Health workers, Maori tested

Health workers and Maori and Pasifika communities are the latest groups to be tested for Covid-19 as the South racks up 18 days with no new cases and completes more than 12,500 tests.

Director-general of health Ashley Bloomfield yesterday announced two new cases, one confirmed and one probable, in New Zealand, after two days of zero new Covid-19 cases.

It marked more than two weeks with no new cases in the South, which continued to have nine active cases.

Southern District Health Board medical officer of health Susan Jack said 12,519 tests were carried out for 11,554 people in the area as of Monday.

WellSouth announced yesterday its total of tests had reached 10,401, since March 18.

Not too bad ... Invercargill woman Maria Horsham is prepared for Covid-19 swabbing by WellSouth...
Not too bad ... Invercargill woman Maria Horsham is prepared for Covid-19 swabbing by WellSouth nurses Rachael Maheno (left) and Olivia Hall at Murihiku marae in Invercargill yesterday. PHOTO: LUISA GIRAO
Of those, more than 1500 were surveillance testing in the community of asymptomatic people.

All of the surveillance testing results received so far had been negative.

Carried out by general practices, it included targeted testing focusing on healthcare and other essential workers, Maori and Pasifika people, and those with a history of international travel.

Supermarket shoppers and backpackers in Queenstown, freezing workers in Invercargill and Oamaru, locals at marae in Bluff, Karitane, Invercargill and Dunedin, and members of the Pasifika community in Oamaru have been tested.

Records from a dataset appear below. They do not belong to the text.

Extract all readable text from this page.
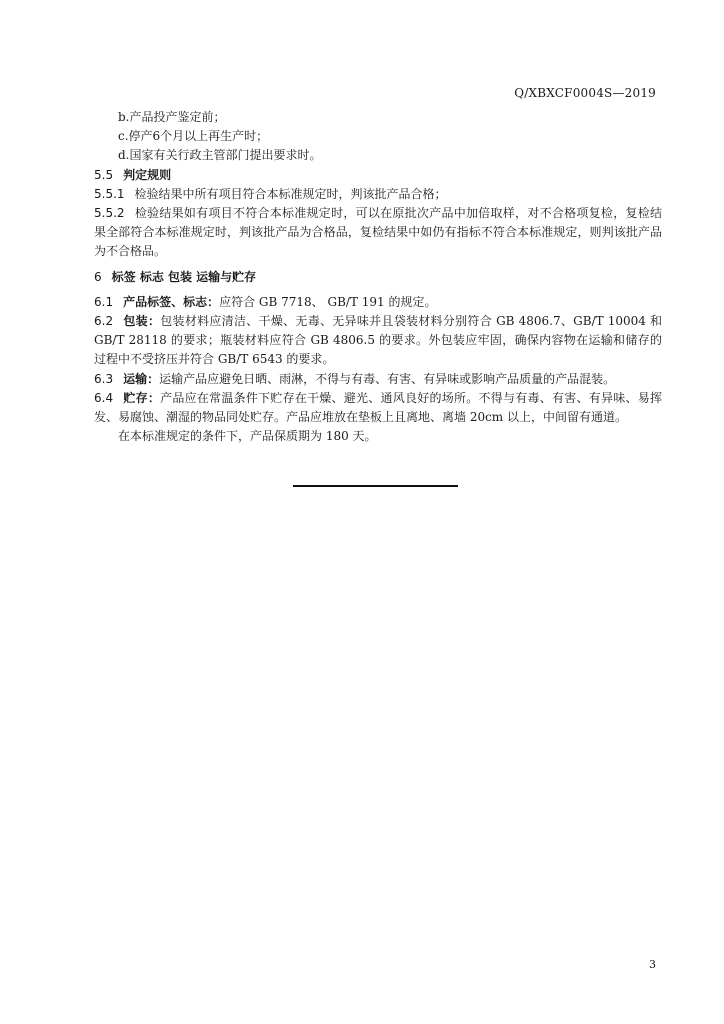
Q/XBXCF0004S—2019
b.产品投产鉴定前；
c.停产6个月以上再生产时；
d.国家有关行政主管部门提出要求时。
5.5 判定规则
5.5.1 检验结果中所有项目符合本标准规定时，判该批产品合格；
5.5.2 检验结果如有项目不符合本标准规定时，可以在原批次产品中加倍取样，对不合格项复检，复检结果全部符合本标准规定时，判该批产品为合格品，复检结果中如仍有指标不符合本标准规定，则判该批产品为不合格品。
6 标签 标志 包装 运输与贮存
6.1 产品标签、标志：应符合 GB 7718、 GB/T 191 的规定。
6.2 包装：包装材料应清洁、干燥、无毒、无异味并且袋装材料分别符合 GB 4806.7、GB/T 10004 和 GB/T 28118 的要求；瓶装材料应符合 GB 4806.5 的要求。外包装应牢固，确保内容物在运输和储存的过程中不受挤压并符合 GB/T 6543 的要求。
6.3 运输：运输产品应避免日晒、雨淋，不得与有毒、有害、有异味或影响产品质量的产品混装。
6.4 贮存：产品应在常温条件下贮存在干燥、避光、通风良好的场所。不得与有毒、有害、有异味、易挥发、易腐蚀、潮湿的物品同处贮存。产品应堆放在垫板上且离地、离墙 20cm 以上，中间留有通道。
在本标准规定的条件下，产品保质期为 180 天。
3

Testing of healthcare workers has included asymptomatic staff in Dunedin, Southland, Dunstan and Gore hospitals who have worked in areas that provided care for Covid-positive patients.

WellSouth chairman Dr Doug Hill said it was a ‘‘remarkable achievement of which the whole community should be proud’’.

“It’s been a massive undertaking but every time public health or the ministry asked us to expand our testing, WellSouth and general practice have stepped up and done the job.”

According to the SDHB, the South enjoyed rapid turnaround of test results compared with many other places.

A Covid-19 update included in the agenda for this week’s board meeting outlined how, in the early days of the outbreak, specimens had to be sent out of the district for processing.

‘‘Southern Community Laboratories, however, developed innovative solutions which brought the ability for testing to Dunedin and it also saw a different way of processing the testing, enabling a 3.5-hour turnaround from the commencement of the processing until the result was available.’’

There had been some difficulties in transporting swabs around the health board area, but those had been fixed.

Dr Jack said no new cases in the Southern region for the 18th consecutive day was pleasing.

For the Southern outbreak to be declared over, there needed to be no new cases for the duration of two incubation cycles for Covid-19. The incubation cycle for Covid-19 was 14 days, so Southern has already passed one cycle with no new cases.